You can set the limit with the `--memory` parameter.

```bash
  docker run --rm\
  -v /home/me/dataset1:/workspace \
  --memory=32g \
  biom3d:v1.0.0-x86_64-torch2.7.1-cpu \
  preprocess_train \
  --img_dir raw \ # Is a subfolder of /home/me/dataset1
  --img_dir pred
```
You you can also reduce the `NUM_WORKERS` variable in the model's config file (`model/log/config.yaml`)

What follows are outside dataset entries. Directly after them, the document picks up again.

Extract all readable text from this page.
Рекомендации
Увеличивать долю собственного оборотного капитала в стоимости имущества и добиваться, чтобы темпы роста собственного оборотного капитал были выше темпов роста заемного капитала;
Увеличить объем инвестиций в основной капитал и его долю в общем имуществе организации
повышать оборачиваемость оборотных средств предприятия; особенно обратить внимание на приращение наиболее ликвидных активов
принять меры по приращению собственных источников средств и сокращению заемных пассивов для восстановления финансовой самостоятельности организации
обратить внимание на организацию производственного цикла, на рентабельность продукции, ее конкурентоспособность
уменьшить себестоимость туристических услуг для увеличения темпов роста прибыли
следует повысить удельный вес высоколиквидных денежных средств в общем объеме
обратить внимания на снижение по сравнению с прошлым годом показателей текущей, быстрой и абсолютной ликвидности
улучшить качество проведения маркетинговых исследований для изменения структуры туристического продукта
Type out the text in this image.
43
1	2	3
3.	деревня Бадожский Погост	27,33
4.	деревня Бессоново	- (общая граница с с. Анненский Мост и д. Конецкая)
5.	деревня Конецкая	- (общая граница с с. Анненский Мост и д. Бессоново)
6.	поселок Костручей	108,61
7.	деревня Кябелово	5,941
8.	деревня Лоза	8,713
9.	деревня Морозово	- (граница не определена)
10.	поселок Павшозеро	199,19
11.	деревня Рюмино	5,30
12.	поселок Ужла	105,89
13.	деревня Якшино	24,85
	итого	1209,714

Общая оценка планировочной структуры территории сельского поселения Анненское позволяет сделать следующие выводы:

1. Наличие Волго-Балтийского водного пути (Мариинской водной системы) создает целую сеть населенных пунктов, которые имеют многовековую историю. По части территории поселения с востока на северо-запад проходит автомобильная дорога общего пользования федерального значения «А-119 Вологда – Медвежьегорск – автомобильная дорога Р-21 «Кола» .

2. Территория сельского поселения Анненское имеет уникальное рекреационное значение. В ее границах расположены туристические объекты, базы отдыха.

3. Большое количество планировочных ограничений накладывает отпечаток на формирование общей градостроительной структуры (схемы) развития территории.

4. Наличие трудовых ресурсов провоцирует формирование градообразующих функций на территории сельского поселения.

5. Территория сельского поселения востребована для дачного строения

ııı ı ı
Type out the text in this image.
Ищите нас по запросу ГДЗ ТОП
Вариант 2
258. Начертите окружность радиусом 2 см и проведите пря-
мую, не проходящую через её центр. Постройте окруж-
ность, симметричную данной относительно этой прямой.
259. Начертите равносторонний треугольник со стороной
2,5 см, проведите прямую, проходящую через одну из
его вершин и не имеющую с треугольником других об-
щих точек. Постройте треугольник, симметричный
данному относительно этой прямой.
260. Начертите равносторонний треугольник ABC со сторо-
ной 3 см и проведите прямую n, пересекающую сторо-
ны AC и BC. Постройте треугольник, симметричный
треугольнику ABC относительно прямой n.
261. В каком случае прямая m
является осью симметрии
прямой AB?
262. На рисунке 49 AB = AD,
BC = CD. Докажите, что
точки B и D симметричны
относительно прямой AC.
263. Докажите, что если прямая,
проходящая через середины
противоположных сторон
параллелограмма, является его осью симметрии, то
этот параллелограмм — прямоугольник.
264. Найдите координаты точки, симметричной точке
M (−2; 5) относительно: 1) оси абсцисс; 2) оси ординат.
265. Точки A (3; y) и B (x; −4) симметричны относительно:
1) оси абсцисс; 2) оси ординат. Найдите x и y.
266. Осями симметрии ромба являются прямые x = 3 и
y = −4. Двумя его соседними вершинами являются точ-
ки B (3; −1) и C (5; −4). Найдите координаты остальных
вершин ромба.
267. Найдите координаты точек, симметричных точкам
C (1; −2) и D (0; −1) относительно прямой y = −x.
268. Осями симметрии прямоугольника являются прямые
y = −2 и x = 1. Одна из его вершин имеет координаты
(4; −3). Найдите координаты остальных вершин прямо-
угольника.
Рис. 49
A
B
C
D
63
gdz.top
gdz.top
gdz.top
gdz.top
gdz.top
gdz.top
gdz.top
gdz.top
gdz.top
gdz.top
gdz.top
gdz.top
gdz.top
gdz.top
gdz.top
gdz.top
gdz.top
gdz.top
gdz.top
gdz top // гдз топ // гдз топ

##### Shared memory problem
This problem is more common, it is caused by the multiprocessing used by Biom3d. First you need to know how much of shared memory your container can use :
```bash
  # Create a permanent container
  docker run --rm\
  biom3d:v1.0.0-x86_64-torch2.7.1-cpu \
  gui

  docker inspect --format='{{.HostConfig.ShmSize}}' gui_container_identifier
```
It will give you the shared memory size in Byte, default being 64 MiB, so around 67MB. You can augment it by using `--shm-size`.
```bash
  docker run --rm\
  -v /home/me/dataset1:/workspace \
  --shm-size=12g \
  biom3d:v1.0.0-x86_64-torch2.7.1-cpu \
  preprocess_train \
  --img_dir raw \ # Is a subfolder of /home/me/dataset1
  --img_dir pred
```
The amount of shared memory allowed will depends on your OS, whether it is RAM or VRAM (so your GPU). If it isn't enough (or you don't want to meddle with memory), you can reduce the `NUM_WORKERS` variable in the model's config file (`model/log/config.yaml`).